Advances in cancer treatment utilizing multiple chemotherapies have dramatically increased cancer survivorship. Female cancer survivors treated with doxorubicin (DXR) chemotherapy often suffer from an acute impairment of ovarian function, which can persist as long-term, permanent ovarian insufficiency. Dexrazoxane (Dexra) pretreatment reduces DXR-induced insult in the heart, and protects in vitro cultured murine and non-human primate ovaries, demonstrating a drug-based shield to prevent DXR insult. The present study tested the ability of Dexra pretreatment to mitigate acute DXR chemotherapy ovarian toxicity in mice through the first 24 hours post-treatment, and improve subsequent long-term fertility throughout the reproductive lifespan. Adolescent CD-1 mice were treated with Dexra 1 hour prior to DXR treatment in a 1:1 mg or 10:1 mg Dexra:DXR ratio. During the acute injury period (2-24 hours post-injection), Dexra pretreatment at a 1:1 mg ratio decreased the extent of double strand DNA breaks, diminished γH2FAX activation, and reduced subsequent follicular cellular demise caused by DXR. In fertility and fecundity studies, dams pretreated with either Dexra:DXR dose ratio exhibited litter sizes larger than DXR-treated dams, and mice treated with a 1:1 mg Dexra:DXR ratio delivered pups with birth weights greater than DXR-treated females. While DXR significantly increased the "infertility index" (quantifying the percentage of dams failing to achieve pregnancy) through 6 gestations following treatment, Dexra pretreatment significantly reduced the infertility index following DXR treatment, improving fecundity. Low dose Dexra not only protected the ovaries, but also bestowed a considerable survival advantage following exposure to DXR chemotherapy. Mouse survivorship increased from 25% post-DXR treatment to over 80% with Dexra pretreatment. These data demonstrate that Dexra provides acute ovarian protection from DXR toxicity, improving reproductive health in a mouse model, suggesting this clinically available drug may provide ovarian protection for cancer patients.

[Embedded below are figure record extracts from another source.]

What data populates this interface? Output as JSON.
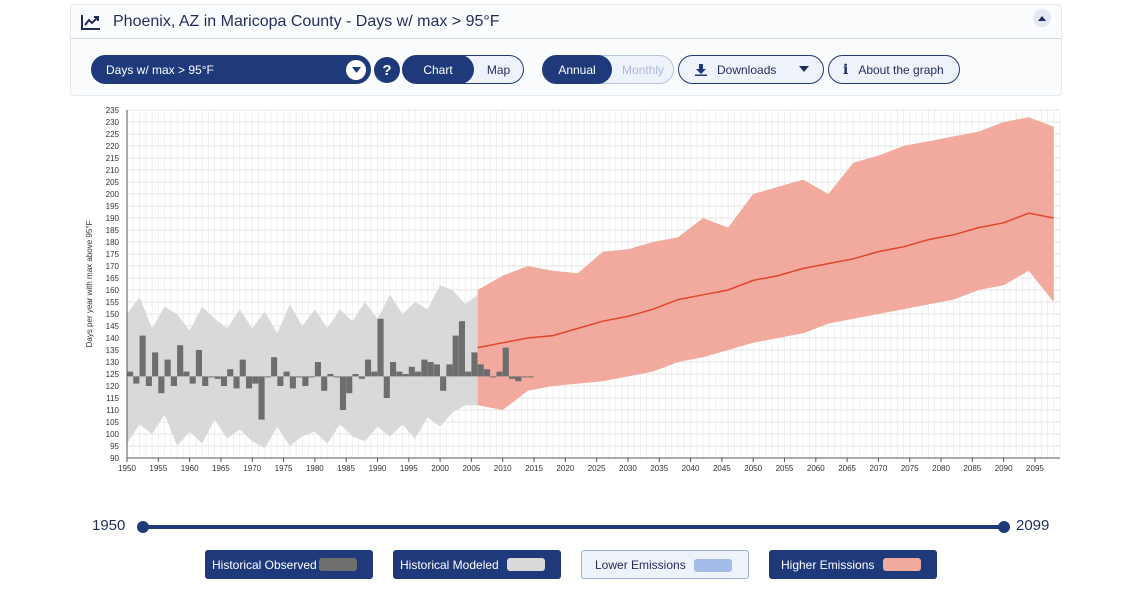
{
  "header": {
    "title": "Phoenix, AZ in Maricopa County - Days w/ max > 95°F"
  },
  "toolbar": {
    "variable": "Days w/ max > 95°F",
    "help": "?",
    "chart": "Chart",
    "map": "Map",
    "annual": "Annual",
    "monthly": "Monthly",
    "downloads": "Downloads",
    "about": "About the graph",
    "info": "i"
  },
  "slider": {
    "start": "1950",
    "end": "2099"
  },
  "legend": {
    "observed": "Historical Observed",
    "modeled": "Historical Modeled",
    "lower": "Lower Emissions",
    "higher": "Higher Emissions"
  },
  "colors": {
    "navy": "#1f3a7a",
    "observed": "#6e6e6e",
    "modeled": "#d9d9d9",
    "lower": "#a3bde8",
    "higher": "#f3aa9e",
    "higher_line": "#e0452b"
  },
  "chart_data": {
    "type": "area",
    "ylabel": "Days per year with max above 95°F",
    "ylim": [
      90,
      235
    ],
    "xlim": [
      1950,
      2099
    ],
    "baseline": 124,
    "x_ticks": [
      1950,
      1955,
      1960,
      1965,
      1970,
      1975,
      1980,
      1985,
      1990,
      1995,
      2000,
      2005,
      2010,
      2015,
      2020,
      2025,
      2030,
      2035,
      2040,
      2045,
      2050,
      2055,
      2060,
      2065,
      2070,
      2075,
      2080,
      2085,
      2090,
      2095
    ],
    "y_ticks": [
      90,
      95,
      100,
      105,
      110,
      115,
      120,
      125,
      130,
      135,
      140,
      145,
      150,
      155,
      160,
      165,
      170,
      175,
      180,
      185,
      190,
      195,
      200,
      205,
      210,
      215,
      220,
      225,
      230,
      235
    ],
    "historical_observed": {
      "name": "Historical Observed",
      "years": [
        1950,
        1951,
        1952,
        1953,
        1954,
        1955,
        1956,
        1957,
        1958,
        1959,
        1960,
        1961,
        1962,
        1963,
        1964,
        1965,
        1966,
        1967,
        1968,
        1969,
        1970,
        1971,
        1972,
        1973,
        1974,
        1975,
        1976,
        1977,
        1978,
        1979,
        1980,
        1981,
        1982,
        1983,
        1984,
        1985,
        1986,
        1987,
        1988,
        1989,
        1990,
        1991,
        1992,
        1993,
        1994,
        1995,
        1996,
        1997,
        1998,
        1999,
        2000,
        2001,
        2002,
        2003,
        2004,
        2005,
        2006,
        2007,
        2008,
        2009,
        2010,
        2011,
        2012,
        2013,
        2014
      ],
      "values": [
        126,
        121,
        141,
        120,
        134,
        117,
        131,
        120,
        137,
        126,
        121,
        135,
        120,
        124,
        123,
        120,
        127,
        119,
        131,
        119,
        121,
        106,
        124,
        132,
        120,
        126,
        119,
        124,
        120,
        124,
        130,
        118,
        125,
        124,
        110,
        117,
        125,
        123,
        131,
        126,
        148,
        115,
        130,
        126,
        125,
        128,
        126,
        131,
        130,
        129,
        118,
        129,
        141,
        147,
        126,
        134,
        129,
        127,
        124,
        126,
        136,
        123,
        122,
        124,
        124
      ]
    },
    "historical_modeled": {
      "name": "Historical Modeled",
      "years": [
        1950,
        1952,
        1954,
        1956,
        1958,
        1960,
        1962,
        1964,
        1966,
        1968,
        1970,
        1972,
        1974,
        1976,
        1978,
        1980,
        1982,
        1984,
        1986,
        1988,
        1990,
        1992,
        1994,
        1996,
        1998,
        2000,
        2002,
        2004,
        2006
      ],
      "upper": [
        150,
        157,
        144,
        153,
        150,
        143,
        153,
        148,
        144,
        152,
        144,
        151,
        142,
        154,
        145,
        152,
        144,
        152,
        147,
        155,
        148,
        158,
        150,
        155,
        152,
        162,
        160,
        154,
        158
      ],
      "lower": [
        96,
        104,
        100,
        108,
        95,
        101,
        96,
        106,
        98,
        102,
        97,
        94,
        103,
        95,
        99,
        101,
        96,
        104,
        99,
        97,
        103,
        99,
        104,
        98,
        107,
        103,
        109,
        112,
        112
      ]
    },
    "higher_emissions": {
      "name": "Higher Emissions",
      "years": [
        2006,
        2010,
        2014,
        2018,
        2022,
        2026,
        2030,
        2034,
        2038,
        2042,
        2046,
        2050,
        2054,
        2058,
        2062,
        2066,
        2070,
        2074,
        2078,
        2082,
        2086,
        2090,
        2094,
        2098
      ],
      "mean": [
        136,
        138,
        140,
        141,
        144,
        147,
        149,
        152,
        156,
        158,
        160,
        164,
        166,
        169,
        171,
        173,
        176,
        178,
        181,
        183,
        186,
        188,
        192,
        190
      ],
      "upper": [
        160,
        166,
        170,
        168,
        167,
        176,
        177,
        180,
        182,
        190,
        186,
        200,
        203,
        206,
        200,
        213,
        216,
        220,
        222,
        224,
        226,
        230,
        232,
        228
      ],
      "lower": [
        112,
        110,
        118,
        120,
        121,
        122,
        124,
        126,
        130,
        132,
        135,
        138,
        140,
        142,
        146,
        148,
        150,
        152,
        154,
        156,
        160,
        162,
        168,
        155
      ]
    }
  }
}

利用多种化疗方法进行癌症治疗的进展显著提高了癌症患者的生存率。接受多柔比星(DXR)化疗的女性癌症幸存者常常遭受卵巢功能的急性损害,这种损害可能会持续成为长期的永久性卵巢功能不全。右丙亚胺(Dexra)预处理可减轻DXR对心脏的损伤,并保护体外培养的小鼠和非人类灵长类动物卵巢,证明了一种基于药物的屏障可预防DXR损伤。本研究测试了Dexra预处理减轻小鼠在DXR化疗后最初24小时内急性卵巢毒性的能力,并改善其在整个生殖寿命期内的后续长期生育能力。青春期CD-1小鼠在DXR治疗前1小时接受Dexra治疗,Dexra与DXR的比例为1:1毫克或10:1毫克。在急性损伤期(注射后2 - 24小时),1:1毫克比例的Dexra预处理降低了双链DNA断裂的程度,减少了γH2FAX激活,并减少了DXR导致的后续卵泡细胞死亡。在生育力和繁殖力研究中,用任一Dexra与DXR剂量比例预处理的母鼠产仔数均大于接受DXR治疗的母鼠,且以1:1毫克Dexra与DXR比例治疗的小鼠所产幼崽的出生体重高于接受DXR治疗的雌性小鼠。虽然DXR在治疗后的6次妊娠中显著增加了“不孕指数”(量化未怀孕母鼠的百分比),但Dexra预处理显著降低了DXR治疗后的不孕指数,提高了繁殖力。低剂量Dexra不仅保护了卵巢,还在接受DXR化疗后赋予了相当大的生存优势。小鼠生存率从DXR治疗后的25%提高到Dexra预处理后的80%以上。这些数据表明,Dexra可提供急性卵巢保护,使其免受DXR毒性影响,改善小鼠模型中的生殖健康,表明这种临床可用药物可能为癌症患者提供卵巢保护。